The U.S. Supreme Court on Monday refused to once again wade into the long-running whistleblower battle between UBS and its former research analyst, shutting down a renewed appeal in a case that has already ricocheted through the federal courts for years. The dispute centered on a critical legal question: under the Sarbanes-Oxley Act, must whistleblowers prove retaliation—or discrimination—to win?
A Whistleblower’s Second Bid Falls Short
Trevor Murray, the ex-UBS analyst whose claim was revived by the high court just last year, had asked the justices to overturn a new Second Circuit ruling that dismantled his nearly $1 million jury verdict.

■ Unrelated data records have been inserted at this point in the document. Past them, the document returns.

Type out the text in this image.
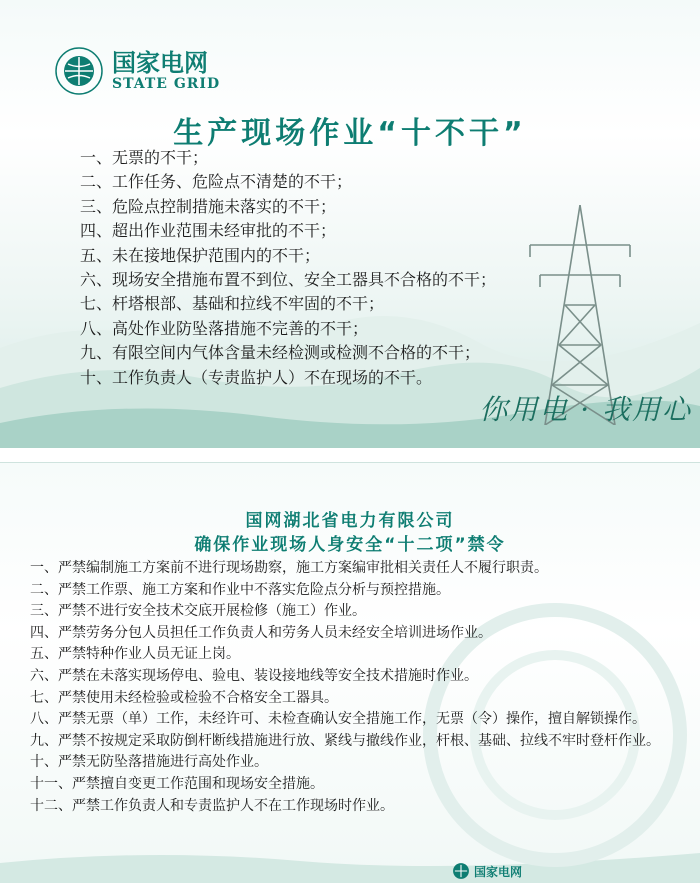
国家电网
STATE GRID
生产现场作业“十不干”
一、无票的不干；
二、工作任务、危险点不清楚的不干；
三、危险点控制措施未落实的不干；
四、超出作业范围未经审批的不干；
五、未在接地保护范围内的不干；
六、现场安全措施布置不到位、安全工器具不合格的不干；
七、杆塔根部、基础和拉线不牢固的不干；
八、高处作业防坠落措施不完善的不干；
九、有限空间内气体含量未经检测或检测不合格的不干；
十、工作负责人（专责监护人）不在现场的不干。
你用电 · 我用心
国网湖北省电力有限公司
确保作业现场人身安全“十二项”禁令
一、严禁编制施工方案前不进行现场勘察，施工方案编审批相关责任人不履行职责。
二、严禁工作票、施工方案和作业中不落实危险点分析与预控措施。
三、严禁不进行安全技术交底开展检修（施工）作业。
四、严禁劳务分包人员担任工作负责人和劳务人员未经安全培训进场作业。
五、严禁特种作业人员无证上岗。
六、严禁在未落实现场停电、验电、装设接地线等安全技术措施时作业。
七、严禁使用未经检验或检验不合格安全工器具。
八、严禁无票（单）工作，未经许可、未检查确认安全措施工作，无票（令）操作，擅自解锁操作。
九、严禁不按规定采取防倒杆断线措施进行放、紧线与撤线作业，杆根、基础、拉线不牢时登杆作业。
十、严禁无防坠落措施进行高处作业。
十一、严禁擅自变更工作范围和现场安全措施。
十二、严禁工作负责人和专责监护人不在工作现场时作业。
国家电网
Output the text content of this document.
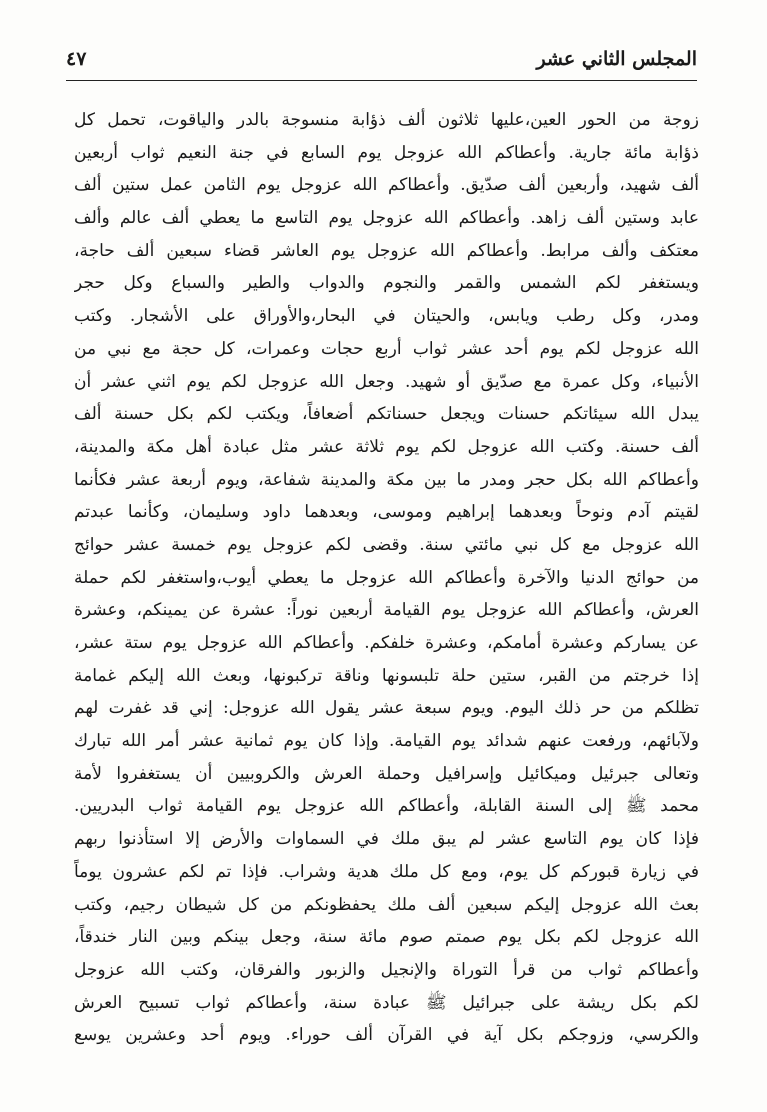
المجلس الثاني عشر
٤٧
زوجة من الحور العين،عليها ثلاثون ألف ذؤابة منسوجة بالدر والياقوت، تحمل كل
ذؤابة مائة جارية. وأعطاكم الله عزوجل يوم السابع في جنة النعيم ثواب أربعين
ألف شهيد، وأربعين ألف صدّيق. وأعطاكم الله عزوجل يوم الثامن عمل ستين ألف
عابد وستين ألف زاهد. وأعطاكم الله عزوجل يوم التاسع ما يعطي ألف عالم وألف
معتكف وألف مرابط. وأعطاكم الله عزوجل يوم العاشر قضاء سبعين ألف حاجة،
ويستغفر لكم الشمس والقمر والنجوم والدواب والطير والسباع وكل حجر
ومدر، وكل رطب ويابس، والحيتان في البحار،والأوراق على الأشجار. وكتب
الله عزوجل لكم يوم أحد عشر ثواب أربع حجات وعمرات، كل حجة مع نبي من
الأنبياء، وكل عمرة مع صدّيق أو شهيد. وجعل الله عزوجل لكم يوم اثني عشر أن
يبدل الله سيئاتكم حسنات ويجعل حسناتكم أضعافاً، ويكتب لكم بكل حسنة ألف
ألف حسنة. وكتب الله عزوجل لكم يوم ثلاثة عشر مثل عبادة أهل مكة والمدينة،
وأعطاكم الله بكل حجر ومدر ما بين مكة والمدينة شفاعة، ويوم أربعة عشر فكأنما
لقيتم آدم ونوحاً وبعدهما إبراهيم وموسى، وبعدهما داود وسليمان، وكأنما عبدتم
الله عزوجل مع كل نبي مائتي سنة. وقضى لكم عزوجل يوم خمسة عشر حوائج
من حوائج الدنيا والآخرة وأعطاكم الله عزوجل ما يعطي أيوب،واستغفر لكم حملة
العرش، وأعطاكم الله عزوجل يوم القيامة أربعين نوراً: عشرة عن يمينكم، وعشرة
عن يساركم وعشرة أمامكم، وعشرة خلفكم. وأعطاكم الله عزوجل يوم ستة عشر،
إذا خرجتم من القبر، ستين حلة تلبسونها وناقة تركبونها، وبعث الله إليكم غمامة
تظلكم من حر ذلك اليوم. ويوم سبعة عشر يقول الله عزوجل: إني قد غفرت لهم
ولآبائهم، ورفعت عنهم شدائد يوم القيامة. وإذا كان يوم ثمانية عشر أمر الله تبارك
وتعالى جبرئيل وميكائيل وإسرافيل وحملة العرش والكروبيين أن يستغفروا لأمة
محمد ﷺ إلى السنة القابلة، وأعطاكم الله عزوجل يوم القيامة ثواب البدريين.
فإذا كان يوم التاسع عشر لم يبق ملك في السماوات والأرض إلا استأذنوا ربهم
في زيارة قبوركم كل يوم، ومع كل ملك هدية وشراب. فإذا تم لكم عشرون يوماً
بعث الله عزوجل إليكم سبعين ألف ملك يحفظونكم من كل شيطان رجيم، وكتب
الله عزوجل لكم بكل يوم صمتم صوم مائة سنة، وجعل بينكم وبين النار خندقاً،
وأعطاكم ثواب من قرأ التوراة والإنجيل والزبور والفرقان، وكتب الله عزوجل
لكم بكل ريشة على جبرائيل ﷺ عبادة سنة، وأعطاكم ثواب تسبيح العرش
والكرسي، وزوجكم بكل آية في القرآن ألف حوراء. ويوم أحد وعشرين يوسع
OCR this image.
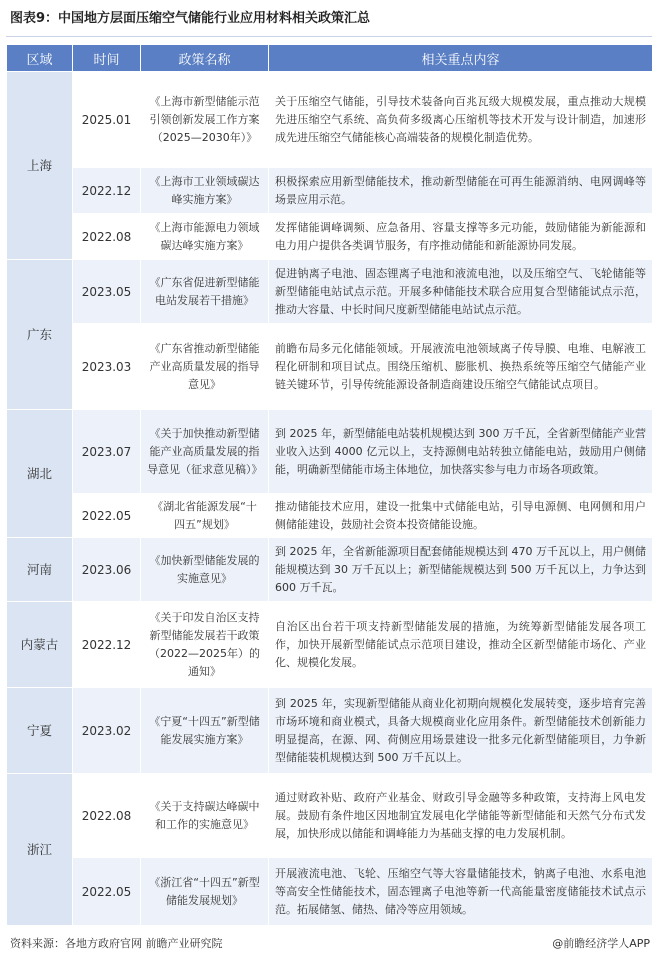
图表9：中国地方层面压缩空气储能行业应用材料相关政策汇总
区域	时间	政策名称	相关重点内容
上海	2025.01	《上海市新型储能示范引领创新发展工作方案（2025—2030年）》	关于压缩空气储能，引导技术装备向百兆瓦级大规模发展，重点推动大规模先进压缩空气系统、高负荷多级离心压缩机等技术开发与设计制造，加速形成先进压缩空气储能核心高端装备的规模化制造优势。
	2022.12	《上海市工业领域碳达峰实施方案》	积极探索应用新型储能技术，推动新型储能在可再生能源消纳、电网调峰等场景应用示范。
	2022.08	《上海市能源电力领域碳达峰实施方案》	发挥储能调峰调频、应急备用、容量支撑等多元功能，鼓励储能为新能源和电力用户提供各类调节服务，有序推动储能和新能源协同发展。
广东	2023.05	《广东省促进新型储能电站发展若干措施》	促进钠离子电池、固态锂离子电池和液流电池，以及压缩空气、飞轮储能等新型储能电站试点示范。开展多种储能技术联合应用复合型储能试点示范，推动大容量、中长时间尺度新型储能电站试点示范。
	2023.03	《广东省推动新型储能产业高质量发展的指导意见》	前瞻布局多元化储能领域。开展液流电池领域离子传导膜、电堆、电解液工程化研制和项目试点。围绕压缩机、膨胀机、换热系统等压缩空气储能产业链关键环节，引导传统能源设备制造商建设压缩空气储能试点项目。
湖北	2023.07	《关于加快推动新型储能产业高质量发展的指导意见（征求意见稿）》	到 2025 年，新型储能电站装机规模达到 300 万千瓦，全省新型储能产业营业收入达到 4000 亿元以上，支持源侧电站转独立储能电站，鼓励用户侧储能，明确新型储能市场主体地位，加快落实参与电力市场各项政策。
	2022.05	《湖北省能源发展“十四五”规划》	推动储能技术应用，建设一批集中式储能电站，引导电源侧、电网侧和用户侧储能建设，鼓励社会资本投资储能设施。
河南	2023.06	《加快新型储能发展的实施意见》	到 2025 年，全省新能源项目配套储能规模达到 470 万千瓦以上，用户侧储能规模达到 30 万千瓦以上；新型储能规模达到 500 万千瓦以上，力争达到 600 万千瓦。
内蒙古	2022.12	《关于印发自治区支持新型储能发展若干政策（2022—2025年）的通知》	自治区出台若干项支持新型储能发展的措施，为统筹新型储能发展各项工作，加快开展新型储能试点示范项目建设，推动全区新型储能市场化、产业化、规模化发展。
宁夏	2023.02	《宁夏“十四五”新型储能发展实施方案》	到 2025 年，实现新型储能从商业化初期向规模化发展转变，逐步培育完善市场环境和商业模式，具备大规模商业化应用条件。新型储能技术创新能力明显提高，在源、网、荷侧应用场景建设一批多元化新型储能项目，力争新型储能装机规模达到 500 万千瓦以上。
浙江	2022.08	《关于支持碳达峰碳中和工作的实施意见》	通过财政补贴、政府产业基金、财政引导金融等多种政策，支持海上风电发展。鼓励有条件地区因地制宜发展电化学储能等新型储能和天然气分布式发展，加快形成以储能和调峰能力为基础支撑的电力发展机制。
	2022.05	《浙江省“十四五”新型储能发展规划》	开展液流电池、飞轮、压缩空气等大容量储能技术，钠离子电池、水系电池等高安全性储能技术，固态锂离子电池等新一代高能量密度储能技术试点示范。拓展储氢、储热、储冷等应用领域。
资料来源：各地方政府官网 前瞻产业研究院	@前瞻经济学人APP
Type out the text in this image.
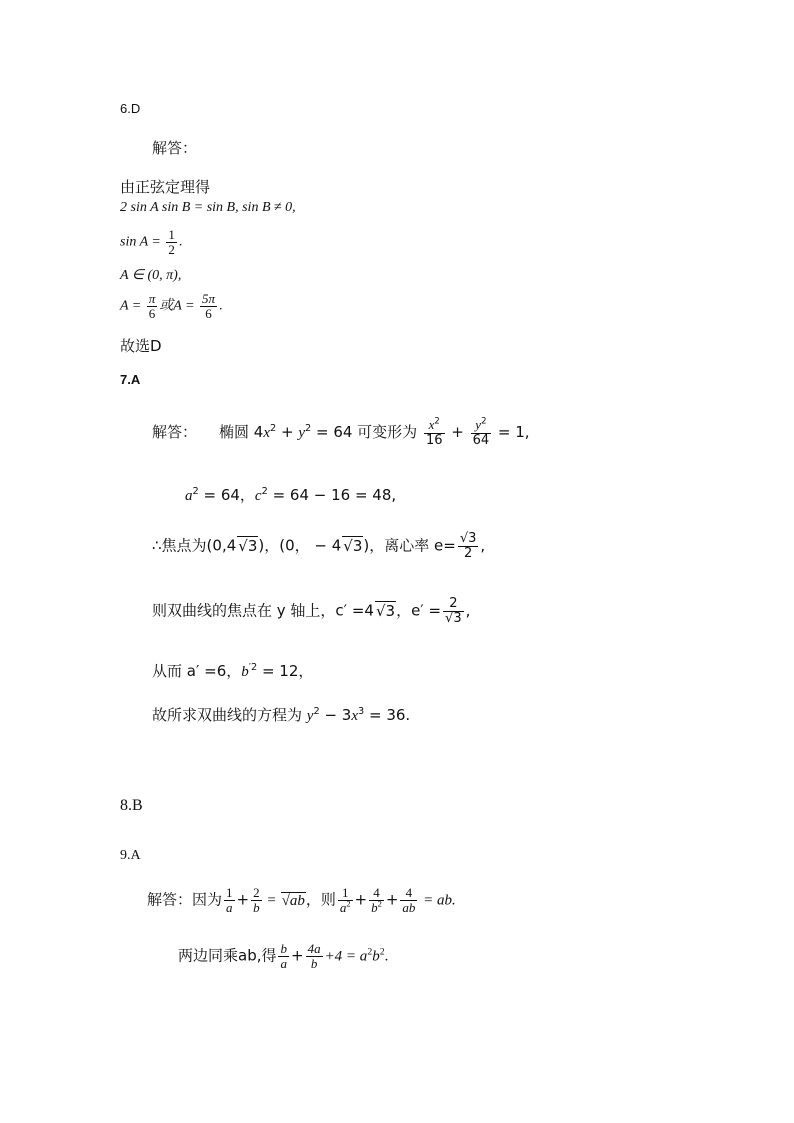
6.D
解答：
由正弦定理得
2 sin A sin B = sin B, sin B ≠ 0,
$\sin A = \frac{1}{2}$ .
A ∈ (0, π),
$A = \frac{\pi}{6}$ 或$A = \frac{5\pi}{6}$ .
故选D
7.A
解答： 椭圆 $4x^2 + y^2 = 64$ 可变形为 $\frac{x^2}{16} + \frac{y^2}{64} = 1$,
$a^2 = 64$，$c^2 = 64 - 16 = 48$,
∴焦点为(0,4 √ 3)，(0， − 4 √ 3)，离心率 e= √ $\frac{3}{2}$ ,
则双曲线的焦点在 y 轴上，c′ =4 √ 3，e′ = 2
√ 3 ,
从而 a′ =6，$b^{'2} = 12$，
故所求双曲线的方程为 $y^2 - 3x^3 = 36$.
8.B
9.A
解答：因为 $\frac{1}{a} + \frac{2}{b}$ = √ ab，则 $\frac{1}{a^2} + \frac{4}{b^2} + \frac{4}{ab}$ = ab.
两边同乘ab,得 $\frac{b}{a} + \frac{4a}{b} +4 = a^2b^2$.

The appeals court vacated the award after determining that the jury instructions in his trial were overly broad, introducing ambiguity into what qualifies as a “contributing factor” in a retaliatory firing.
Neither Murray’s attorneys nor UBS responded to requests for comment on the latest development.
A High-Stakes Definition: What Is a ‘Contributing Factor’?
The Legal Meaning at the Heart of the Case
Murray had urged the Supreme Court to clarify whether a contributing factor under federal whistleblower law includes anything that “alone or together with other forces tends to affect an employment decision”—a standard embraced by several appellate courts. The phrase appears in the Aviation Investment and Reform Act, codified at 49 U.S.C. § 42121(b), and serves as the backbone of whistleblower protections across multiple sectors.
Supporters of Murray—including major whistleblower advocacy organizations and Sen. Ron Wyden, D-Ore.—warned that the Second Circuit’s stance created a “deep and direct conflict” by narrowing the reach of Sarbanes-Oxley, legislation designed to ensure corporate accountability in financial reporting.